実家じまいの費用と手順|片付け・解体・売却までの全体像と補助制度
実家じまいにかかる費用の内訳 (片付け・解体・売却諸費用) と、家族での方針決めから引き渡しまでの手順を整理。使える補助制度と税金の特例、期限のある手続きもまとめて解説します。
Conone編集部
不動産査定の専門チーム
親が施設に入居した、相続が発生したなどの理由で、誰も住まなくなった実家を片付けて手放すことを「実家じまい」と呼びます。荷物の整理から建物の処分、売却、税金まで工程が多く、全体像が見えないまま着手すると時間も費用もかさみがちです。本記事では、実家じまいの手順と費用の内訳、使える制度を順番に整理します。
実家じまいの全体の流れ
実家じまいは、おおむね次の5つのステップで進みます。荷物の量や売却方法にもよりますが、着手から引き渡しまでの期間は半年から1年程度を見込んでおくと現実的です。
- ステップ1: 家族で方針を決める (誰が主導するか・費用をどう分担するか・売るか残すか)
- ステップ2: 名義と書類の確認 (登記名義人・権利証・購入時の売買契約書。2024年4月から相続登記は義務化され、正当な理由のない放置は10万円以下の過料の対象です)
- ステップ3: 家財の整理・片付け (自分たちで行うか、遺品整理業者に依頼するか)
- ステップ4: 建物の扱いを決める (そのまま売る・解体して更地で売る・リフォームして貸す)

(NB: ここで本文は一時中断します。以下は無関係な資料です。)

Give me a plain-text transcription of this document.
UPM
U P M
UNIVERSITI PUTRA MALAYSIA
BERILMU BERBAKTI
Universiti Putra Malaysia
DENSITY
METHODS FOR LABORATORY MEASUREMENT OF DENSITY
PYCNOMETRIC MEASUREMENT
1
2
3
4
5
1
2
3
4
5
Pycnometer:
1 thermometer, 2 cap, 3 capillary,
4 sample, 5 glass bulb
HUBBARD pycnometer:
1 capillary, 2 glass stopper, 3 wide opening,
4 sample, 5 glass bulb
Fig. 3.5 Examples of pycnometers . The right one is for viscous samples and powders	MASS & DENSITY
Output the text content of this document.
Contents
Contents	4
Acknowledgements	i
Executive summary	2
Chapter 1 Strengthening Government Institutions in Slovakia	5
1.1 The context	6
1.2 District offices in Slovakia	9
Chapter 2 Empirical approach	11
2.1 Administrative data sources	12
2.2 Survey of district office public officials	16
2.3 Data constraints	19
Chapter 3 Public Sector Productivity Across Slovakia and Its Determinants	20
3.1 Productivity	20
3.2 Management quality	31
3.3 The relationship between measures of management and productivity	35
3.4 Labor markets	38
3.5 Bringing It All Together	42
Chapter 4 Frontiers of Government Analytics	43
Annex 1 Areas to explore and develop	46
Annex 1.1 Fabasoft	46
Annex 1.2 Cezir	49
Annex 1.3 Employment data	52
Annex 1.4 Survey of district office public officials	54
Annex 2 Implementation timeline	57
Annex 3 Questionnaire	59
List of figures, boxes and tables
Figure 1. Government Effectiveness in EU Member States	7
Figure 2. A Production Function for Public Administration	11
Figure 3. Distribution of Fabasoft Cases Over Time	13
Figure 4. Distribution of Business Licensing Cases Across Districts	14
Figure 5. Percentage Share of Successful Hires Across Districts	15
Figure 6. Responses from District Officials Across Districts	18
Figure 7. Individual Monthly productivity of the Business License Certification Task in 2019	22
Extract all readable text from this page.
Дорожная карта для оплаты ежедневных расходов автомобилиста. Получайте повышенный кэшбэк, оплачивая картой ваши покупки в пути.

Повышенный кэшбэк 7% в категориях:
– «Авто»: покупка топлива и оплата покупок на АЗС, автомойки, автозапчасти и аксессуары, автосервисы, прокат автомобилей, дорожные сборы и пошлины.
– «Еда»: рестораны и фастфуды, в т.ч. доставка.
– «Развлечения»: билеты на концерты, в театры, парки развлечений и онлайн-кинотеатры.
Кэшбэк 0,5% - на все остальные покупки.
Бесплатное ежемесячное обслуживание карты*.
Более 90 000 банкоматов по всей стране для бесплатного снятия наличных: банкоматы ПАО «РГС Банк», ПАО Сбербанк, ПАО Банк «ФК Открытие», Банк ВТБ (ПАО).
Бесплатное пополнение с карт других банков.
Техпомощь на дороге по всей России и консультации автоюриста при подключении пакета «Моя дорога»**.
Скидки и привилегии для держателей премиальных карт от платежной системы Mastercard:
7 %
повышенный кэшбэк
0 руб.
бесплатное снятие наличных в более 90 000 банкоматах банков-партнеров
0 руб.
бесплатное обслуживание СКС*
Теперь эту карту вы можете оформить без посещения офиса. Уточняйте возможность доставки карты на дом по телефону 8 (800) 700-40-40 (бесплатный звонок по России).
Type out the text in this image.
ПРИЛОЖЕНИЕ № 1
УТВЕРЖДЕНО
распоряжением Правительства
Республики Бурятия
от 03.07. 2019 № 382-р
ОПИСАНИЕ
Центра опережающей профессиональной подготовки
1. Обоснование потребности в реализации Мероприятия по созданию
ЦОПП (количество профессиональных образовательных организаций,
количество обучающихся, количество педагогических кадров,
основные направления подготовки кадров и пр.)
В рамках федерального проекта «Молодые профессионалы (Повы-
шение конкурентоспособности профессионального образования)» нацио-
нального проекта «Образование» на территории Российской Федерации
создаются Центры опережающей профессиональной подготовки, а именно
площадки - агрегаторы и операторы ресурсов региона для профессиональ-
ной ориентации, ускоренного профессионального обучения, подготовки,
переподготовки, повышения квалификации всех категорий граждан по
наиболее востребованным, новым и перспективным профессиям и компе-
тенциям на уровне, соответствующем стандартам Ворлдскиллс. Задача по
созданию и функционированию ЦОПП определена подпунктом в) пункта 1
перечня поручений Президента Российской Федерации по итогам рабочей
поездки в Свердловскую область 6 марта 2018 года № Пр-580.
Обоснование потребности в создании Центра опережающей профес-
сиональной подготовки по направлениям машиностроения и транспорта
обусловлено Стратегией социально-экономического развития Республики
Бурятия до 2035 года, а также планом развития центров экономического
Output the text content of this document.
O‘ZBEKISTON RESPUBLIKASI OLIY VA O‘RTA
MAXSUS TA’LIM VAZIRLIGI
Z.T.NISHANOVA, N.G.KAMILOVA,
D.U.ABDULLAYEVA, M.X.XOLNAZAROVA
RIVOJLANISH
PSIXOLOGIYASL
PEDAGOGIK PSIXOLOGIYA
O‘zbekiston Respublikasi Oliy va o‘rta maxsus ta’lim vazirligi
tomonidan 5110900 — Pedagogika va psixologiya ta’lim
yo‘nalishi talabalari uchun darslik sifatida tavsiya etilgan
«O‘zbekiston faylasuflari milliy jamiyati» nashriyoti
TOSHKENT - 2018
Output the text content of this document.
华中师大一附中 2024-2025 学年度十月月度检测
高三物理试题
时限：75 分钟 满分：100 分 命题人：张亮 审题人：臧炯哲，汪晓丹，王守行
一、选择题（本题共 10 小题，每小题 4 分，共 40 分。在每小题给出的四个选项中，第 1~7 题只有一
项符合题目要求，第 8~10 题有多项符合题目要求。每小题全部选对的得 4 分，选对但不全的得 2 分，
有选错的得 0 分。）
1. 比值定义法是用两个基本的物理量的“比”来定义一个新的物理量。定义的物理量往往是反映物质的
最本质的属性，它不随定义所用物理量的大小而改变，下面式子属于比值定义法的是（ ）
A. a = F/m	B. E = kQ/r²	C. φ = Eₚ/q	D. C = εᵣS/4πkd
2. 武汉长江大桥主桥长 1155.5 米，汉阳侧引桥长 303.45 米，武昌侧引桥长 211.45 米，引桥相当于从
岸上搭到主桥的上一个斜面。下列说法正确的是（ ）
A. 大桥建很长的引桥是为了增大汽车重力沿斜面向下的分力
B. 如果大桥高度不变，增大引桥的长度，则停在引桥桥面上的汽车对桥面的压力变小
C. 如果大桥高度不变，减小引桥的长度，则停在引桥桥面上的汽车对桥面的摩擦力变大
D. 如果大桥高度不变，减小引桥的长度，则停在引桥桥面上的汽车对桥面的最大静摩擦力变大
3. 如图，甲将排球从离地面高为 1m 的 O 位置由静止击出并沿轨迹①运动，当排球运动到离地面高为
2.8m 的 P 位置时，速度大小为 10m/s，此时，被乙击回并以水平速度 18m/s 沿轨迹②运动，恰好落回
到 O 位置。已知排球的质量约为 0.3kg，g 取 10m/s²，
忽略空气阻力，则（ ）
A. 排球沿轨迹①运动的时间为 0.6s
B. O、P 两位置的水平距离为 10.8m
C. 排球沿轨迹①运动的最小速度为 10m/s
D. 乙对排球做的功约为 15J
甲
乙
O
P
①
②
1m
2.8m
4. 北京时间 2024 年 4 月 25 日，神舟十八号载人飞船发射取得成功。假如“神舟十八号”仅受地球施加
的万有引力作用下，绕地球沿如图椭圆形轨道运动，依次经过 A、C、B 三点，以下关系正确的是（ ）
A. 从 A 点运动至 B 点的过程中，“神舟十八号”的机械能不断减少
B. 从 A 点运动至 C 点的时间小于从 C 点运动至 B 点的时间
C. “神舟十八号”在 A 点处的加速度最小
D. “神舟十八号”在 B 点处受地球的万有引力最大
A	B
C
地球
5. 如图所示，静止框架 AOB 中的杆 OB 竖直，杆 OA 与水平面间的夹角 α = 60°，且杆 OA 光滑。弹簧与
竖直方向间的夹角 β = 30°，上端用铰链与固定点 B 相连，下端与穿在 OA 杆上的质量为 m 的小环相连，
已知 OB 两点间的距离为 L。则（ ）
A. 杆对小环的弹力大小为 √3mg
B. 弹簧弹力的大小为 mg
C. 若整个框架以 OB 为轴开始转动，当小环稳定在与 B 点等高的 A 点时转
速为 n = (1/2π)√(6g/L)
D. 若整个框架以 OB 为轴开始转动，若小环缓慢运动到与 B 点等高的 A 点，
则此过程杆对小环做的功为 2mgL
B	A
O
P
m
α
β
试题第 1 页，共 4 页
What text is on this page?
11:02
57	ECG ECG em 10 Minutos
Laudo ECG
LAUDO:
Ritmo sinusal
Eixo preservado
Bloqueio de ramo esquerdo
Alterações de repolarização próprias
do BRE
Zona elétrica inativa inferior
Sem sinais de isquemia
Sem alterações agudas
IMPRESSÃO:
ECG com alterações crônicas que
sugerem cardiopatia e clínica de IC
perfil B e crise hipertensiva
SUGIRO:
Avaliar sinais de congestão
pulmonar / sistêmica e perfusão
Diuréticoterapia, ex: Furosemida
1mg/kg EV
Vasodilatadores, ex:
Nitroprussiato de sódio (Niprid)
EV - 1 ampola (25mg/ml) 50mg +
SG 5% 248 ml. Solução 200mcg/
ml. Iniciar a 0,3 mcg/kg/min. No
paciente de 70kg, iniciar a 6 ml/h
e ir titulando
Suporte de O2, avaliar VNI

- ステップ5: 売却活動と引き渡し (査定 → 不動産会社と媒介契約 → 売買契約 → 決済)
費用の内訳と目安
費用は大きく「片付け」「解体 (行う場合)」「売却にかかる諸費用」の3つに分かれます。30坪 (約100㎡) 前後の一戸建てを想定した目安は次のとおりです。
| 項目 | 目安 | 備考 |
|---|---|---|
| 家財の整理・片付け | 10〜50万円程度 | 間取りと荷物量による。自分たちで行えば処分費のみに抑えられます |
| 建物の解体 (行う場合) | 120〜180万円程度 | 木造で坪4〜6万円が相場。重機が入りにくい立地は割高に |
| 売却の諸費用 | 売却価格の4%前後 | 仲介手数料 (上限: 価格の3%+6万円+消費税)・印紙税・登記費用など |
| 税金 (譲渡所得税) | 利益が出た場合のみ | 後述の3,000万円特別控除が使えれば大幅に軽減されます |
解体は「売り方が決まってから」が原則
古い家でも「古家付き土地」としてそのまま売れるケースは多く、先に解体すると費用が回収できないことがあります。また、建物を解体すると土地の固定資産税の住宅用地特例 (最大1/6) が外れ、翌年から税負担が上がります。解体するかどうかは、不動産会社の査定で「現況とどちらが売りやすいか」を確認してから判断するのが安全です。
使える補助制度と税金の特例
- 解体費の補助金: 老朽空き家の解体に補助を出す自治体があります (数十万円規模の例も)。着工前の申請が条件のことが多いため、解体を決めたらまず市区町村の窓口へ
- 相続空き家の3,000万円特別控除: 相続した実家の売却益から最大3,000万円を控除できる特例。「相続開始から3年を経過する年の12月31日まで」の期限があります
- 取得費が分かる書類の保管: 親が購入した時の売買契約書が残っていると、譲渡所得の計算で税額が大きく変わります。片付けの際に処分しないよう注意が必要です
相続空き家の3,000万円特別控除は要件が細かく、耐震基準や「相続後に貸していないこと」などの条件があります。詳しくは別記事「相続した実家を売るなら『相続空き家3,000万円特別控除』」で解説しています。
まず「実家がいくらか」を把握すると話が進む
実家じまいの検討が止まる典型は、売る・残すの判断材料がないまま話し合いが平行線になるケースです。おおよその売却価格が一つあるだけで、解体費用や維持費と比較した現実的な検討ができます。CononeのAI査定は個人情報の入力なしで利用でき、所在地や間取りを入力すると1分ほどで推定価格を確認できます。
まとめ
実家じまいは「方針決め → 名義・書類確認 → 片付け → 建物の扱い → 売却」の順で進めます。費用は片付けと諸費用で数十万円、解体まで行うと総額100万円を超えることが一般的です。一方で、解体の要否は売り方次第で変わり、税金の特例には期限があります。まず現在の価値を把握し、売却まで見据えた段取りを組むことが、費用と時間を抑える近道です。